Public health dept data: Children form 10 per cent of Maharashtra’s leprosy pool
Leprosy is an infectious disease caused by mycobacteria laprae that affects skin and can lead to physical deformity and disfigurement.
While India declared itself leprosy free in 2005 – meaning leprosy cases were less than one per 10,000 people – in the past few years, the number of cases have risen across the country.
Even as the Union Health Ministry’s deadline to eliminate leprosy across the country by 2018 approaches, in Maharashtra alone, children account for 10.11 per cent of the state’s total leprosy burden, indicating that the bacterial infection is still spreading among children.
Leprosy is an infectious disease caused by mycobacteria laprae that affects skin and can lead to physical deformity and disfigurement.
Data from the state public health department shows that till March 2018, 1,624 children were diagnosed with leprosy, of the total pool of 16,065 patients in the state.
Of them, in 27 per cent of the infected children, the disease has progressed into multi-bacillary, a condition where there are more than five skin lesions on the body.

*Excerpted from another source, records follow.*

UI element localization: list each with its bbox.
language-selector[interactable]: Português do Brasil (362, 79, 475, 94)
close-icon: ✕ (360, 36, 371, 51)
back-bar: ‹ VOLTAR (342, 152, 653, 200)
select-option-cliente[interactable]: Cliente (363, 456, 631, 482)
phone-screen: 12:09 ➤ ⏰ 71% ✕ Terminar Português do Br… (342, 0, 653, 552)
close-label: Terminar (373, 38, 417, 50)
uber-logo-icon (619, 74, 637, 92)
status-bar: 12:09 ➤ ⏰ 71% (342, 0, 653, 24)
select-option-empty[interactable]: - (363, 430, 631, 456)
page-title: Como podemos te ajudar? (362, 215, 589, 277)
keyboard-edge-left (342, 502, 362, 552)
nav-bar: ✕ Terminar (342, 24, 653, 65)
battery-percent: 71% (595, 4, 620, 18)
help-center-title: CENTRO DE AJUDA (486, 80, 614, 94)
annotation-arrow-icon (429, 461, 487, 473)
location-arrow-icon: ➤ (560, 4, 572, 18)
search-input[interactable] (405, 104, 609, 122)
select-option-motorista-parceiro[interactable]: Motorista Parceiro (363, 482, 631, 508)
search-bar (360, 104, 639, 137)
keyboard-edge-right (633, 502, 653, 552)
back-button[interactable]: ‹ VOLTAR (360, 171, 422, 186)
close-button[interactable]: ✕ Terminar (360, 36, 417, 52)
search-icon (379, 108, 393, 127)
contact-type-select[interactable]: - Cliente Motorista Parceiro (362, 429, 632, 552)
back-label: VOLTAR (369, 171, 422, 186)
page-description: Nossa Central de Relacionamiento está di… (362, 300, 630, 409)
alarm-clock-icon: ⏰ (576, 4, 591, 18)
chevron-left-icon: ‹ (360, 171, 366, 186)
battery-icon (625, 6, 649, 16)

While India declared itself leprosy free in 2005 – meaning leprosy cases were less than one per 10,000 people – in the past few years, the number of cases have risen across the country. The World Health Organisation has set a deadline for 2020 to completely eliminate deformities due to leprosy among children. But with newer cases coming up, experts believe the target may be hard to achieve for India.
Dr Atul Shah, a plastic surgeon in Nanavati hospital who treats deformities arising out of leprosy, said it is necessary for the government to actively find the hidden leprosy population.
“The disability proportion has gone up, which means diagnosis is happening much later,” he said. Shah said he still gets children with leprosy at a stage when they develop deformity. “Patients also ignore the lesions until disability happens,” he said.
Dr VV Pai, director at Bombay Leprosy Project, said: “What we need is active case finding to prevent late diagnosis or deformity.”
In the initial stages, the disease is identified as paucibacillary, with less than five skin lesions on body. In Maharashtra, 1,182 children have been identified with paucibacillary leprosy, forming 16.2 per cent of total paucibacillary burden in Maharashtra and 442 children (five per cent) have more than five lesions termed as multi-bacillary.
“In Mumbai, deformity cases are low. We found only six children with grade I, and three with grade II disability in the city at our centre. The deformity cases are much higher in tribal regions of Thane and Palghar,” Pai said.
His NGO has treated 866 leprosy patients between 2003 and 2017 and of them 55 were children.
An 11-year-old from Dombivali, now undergoing a multi-drug therapy at the centre, was diagnosed after a year-long delay in 2017 with clawed hands and skin lesions on her face, stomach, arms, thigh and hip. While her mother also had leprosy and was undergoing active treatment, she failed to identify her daughter’s symptoms.
“Her nerve damage was controlled but the lesions were huge on her body. Diagnosis was very late” Pai said. It takes six months to one year for a patient to develop deformities in the form of clawed hands and feet.
Across Maharashtra, the Directorate of Health Services has recorded 1,181 cases of disabilities among leprosy patients until March.
A slight dip in the number of children getting diagnosed with disabilities is encouraging. But doctors claim that screening programs need to be regular. From 2016-17 to 2017-18, number of leprosy cases among children dipped from 11 to 10.11 per cent. In 2014-15, 2,045 children, in 2015-16, 1,764 children and in 2017-18, 1,624 children have been diagnosed with leprosy in Maharashtra.
Rati Mishra, who is attached to the National Centre for Promotion of Employment for Disabled People, said there are 119 provisions under various acts in the Constitution that are discriminatory against leprosy patients.
“The funding for the program is low. We need more human resources to screen patients door-to-door as the social stigma demotivates patients from coming forward,” she said.